Although assessment of team performance in healthcare is considered important, tested and validated methodologies for evaluating not only clinical or technical performance, but also skills that are needed for effective crisis resource management and good teamwork, are scarce. Review of critical events immediately after the fact is considered a valuable experience from many points of view including error reduction, performance modification and improvement, and processing of a stressful event. Review of near misses, even if anonymously submitted, opens a constructive dialog that encourages error reporting and ensures that future patients derive the maximum benefit from known errors. Cultural changes that encourage such reporting rather than generating shame are of obvious value.
The experience in simulation training has led many to believe that the educational value is bidirectional. Simulations often reveal shortcomings in how trainees are prepared to manage certain situations, and shortcomings of the system at large (Hammond 2004; Helmreich 2000; Lighthall 2004). Our experience suggests that to be maximally effective, it is important that simulation activities bring together the multiple professions present in the critical care unit.

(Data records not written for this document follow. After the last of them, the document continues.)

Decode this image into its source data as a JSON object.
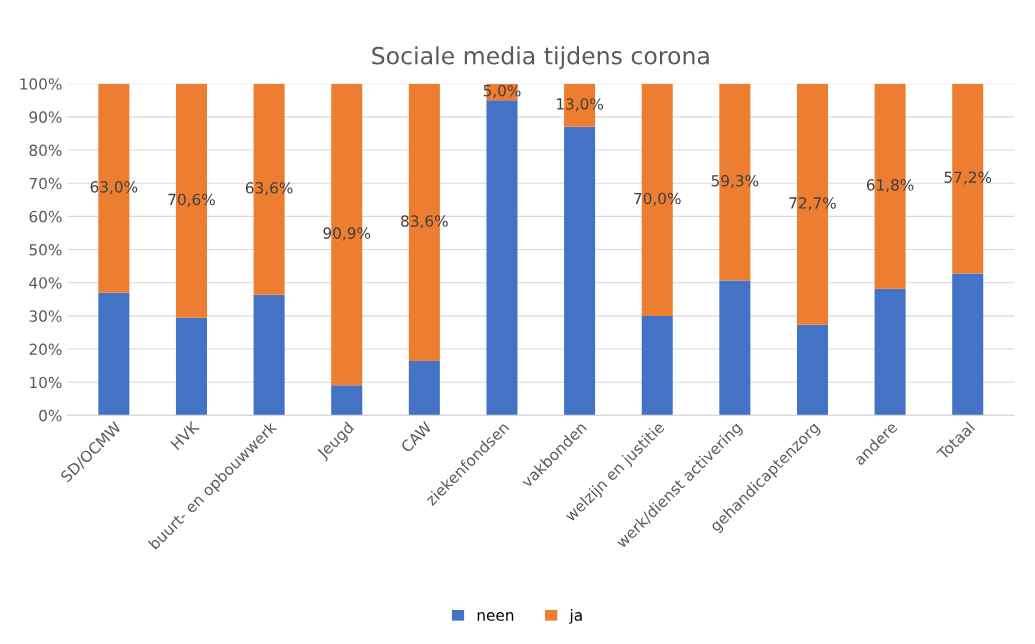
{
  "chart_data": {
    "type": "bar",
    "title": "Sociale media tijdens corona",
    "stacked": true,
    "categories": [
      "SD/OCMW",
      "HVK",
      "buurt- en opbouwwerk",
      "Jeugd",
      "CAW",
      "ziekenfondsen",
      "vakbonden",
      "welzijn en justitie",
      "werk/dienst activering",
      "gehandicaptenzorg",
      "andere",
      "Totaal"
    ],
    "series": [
      {
        "name": "neen",
        "color": "#4472c4",
        "values": [
          37.0,
          29.4,
          36.4,
          9.1,
          16.4,
          95.0,
          87.0,
          30.0,
          40.7,
          27.3,
          38.2,
          42.8
        ]
      },
      {
        "name": "ja",
        "color": "#ed7d31",
        "values": [
          63.0,
          70.6,
          63.6,
          90.9,
          83.6,
          5.0,
          13.0,
          70.0,
          59.3,
          72.7,
          61.8,
          57.2
        ],
        "value_labels": [
          "63,0%",
          "70,6%",
          "63,6%",
          "90,9%",
          "83,6%",
          "5,0%",
          "13,0%",
          "70,0%",
          "59,3%",
          "72,7%",
          "61,8%",
          "57,2%"
        ]
      }
    ],
    "ylim": [
      0,
      100
    ],
    "yticks": [
      {
        "value": 0,
        "label": "0%"
      },
      {
        "value": 10,
        "label": "10%"
      },
      {
        "value": 20,
        "label": "20%"
      },
      {
        "value": 30,
        "label": "30%"
      },
      {
        "value": 40,
        "label": "40%"
      },
      {
        "value": 50,
        "label": "50%"
      },
      {
        "value": 60,
        "label": "60%"
      },
      {
        "value": 70,
        "label": "70%"
      },
      {
        "value": 80,
        "label": "80%"
      },
      {
        "value": 90,
        "label": "90%"
      },
      {
        "value": 100,
        "label": "100%"
      }
    ],
    "grid": "y",
    "legend": "bottom"
  }
}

HROs have employed a number of common sense practices as part of their everyday operation without asking for evidence to justify their use. While there is great evidence that medical errors are common, we don’t incorporate findings from well designed studies into clinical practice as efficiently as possible, and we don’t train practitioners to act as teams despite the fact that this is how many conditions are managed. Because many ICUs function as a closed shop and are attended to by subcultures of larger departments and professions, and because the patients are at a higher overall risk for adverse events, there may be greater interest and potential to apply HRO concepts to this domain of healthcare. In this article we emphasized the role of self-examination and multidisciplinary, multiprofessional team training as the centrepieces of quality improvement, practice improvement, and performance assessment. Improved cooperation amongst all stakeholders in a critical care unit will create a greater sense of shared purpose and move towards achieving higher reliability in the realm of patient safety.